Llama-3.2-3B
Text
Llama-3.2 3B (3.21 B params, Llama 3.2 Community License)
Compact Meta transformer that packs 128 k-token memory into an 8 GB GPU budget.
Long-context, low-footprint. Full-precision model reads up to 128 k tokens with GQA; BF16 weights clock in at ≈7.4 GB VRAM, while 4-bit SpinQuant/QLoRA builds shrink below 4 GB for laptops and edge devices.
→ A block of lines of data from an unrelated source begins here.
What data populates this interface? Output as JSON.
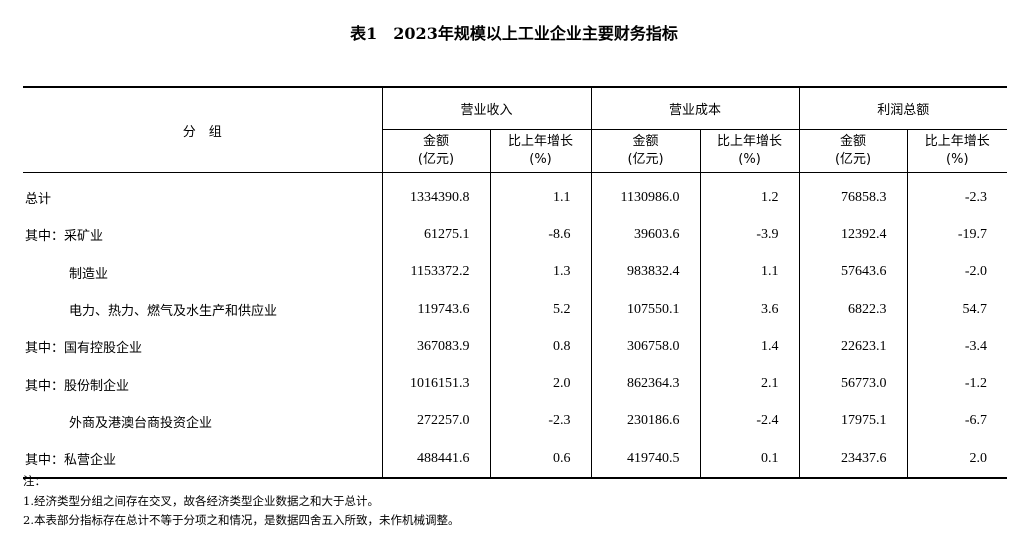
{
  "title": "表1　2023年规模以上工业企业主要财务指标",
  "header": {
    "group": "分　组",
    "sections": [
      "营业收入",
      "营业成本",
      "利润总额"
    ],
    "amount": "金额",
    "amount_unit": "(亿元)",
    "growth": "比上年增长",
    "growth_unit": "(%)"
  },
  "rows": [
    {
      "label": "总计",
      "values": [
        "1334390.8",
        "1.1",
        "1130986.0",
        "1.2",
        "76858.3",
        "-2.3"
      ]
    },
    {
      "label": "其中：采矿业",
      "values": [
        "61275.1",
        "-8.6",
        "39603.6",
        "-3.9",
        "12392.4",
        "-19.7"
      ]
    },
    {
      "label": "制造业",
      "values": [
        "1153372.2",
        "1.3",
        "983832.4",
        "1.1",
        "57643.6",
        "-2.0"
      ]
    },
    {
      "label": "电力、热力、燃气及水生产和供应业",
      "values": [
        "119743.6",
        "5.2",
        "107550.1",
        "3.6",
        "6822.3",
        "54.7"
      ]
    },
    {
      "label": "其中：国有控股企业",
      "values": [
        "367083.9",
        "0.8",
        "306758.0",
        "1.4",
        "22623.1",
        "-3.4"
      ]
    },
    {
      "label": "其中：股份制企业",
      "values": [
        "1016151.3",
        "2.0",
        "862364.3",
        "2.1",
        "56773.0",
        "-1.2"
      ]
    },
    {
      "label": "外商及港澳台商投资企业",
      "values": [
        "272257.0",
        "-2.3",
        "230186.6",
        "-2.4",
        "17975.1",
        "-6.7"
      ]
    },
    {
      "label": "其中：私营企业",
      "values": [
        "488441.6",
        "0.6",
        "419740.5",
        "0.1",
        "23437.6",
        "2.0"
      ]
    }
  ],
  "notes": [
    "注：",
    "1.经济类型分组之间存在交叉，故各经济类型企业数据之和大于总计。",
    "2.本表部分指标存在总计不等于分项之和情况，是数据四舍五入所致，未作机械调整。"
  ]
}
Multilingual by default. Trained for eight core languages (EN, DE, FR, IT, PT, ES, HI, TH) and more, making it a solid base for dialogue, retrieval and summarization agents.
Punches above its weight. The instruction-tuned variant hits 63.4 MMLU (5-shot) and 78.6 ARC-C (0-shot), rivaling many 7-13 B open models.
Plug-and-play ops. Works out-of-the-box with transformers >= 4.43, the original llama repo, vLLM, llama.cpp, Ollama and SpinQuant mobile builds.
License heads-up. You must show “Built with Llama” and seek extra permission if your products top 700 M MAU—more restrictive than Apache-2.0.
Why pick it for Norman AI?
Near-7 B performance, 128 k context and multilingual reach on a single-card budget let us ship long-memory chat, retrieval agents or edge inference tiers without bending our infra—or our power bill.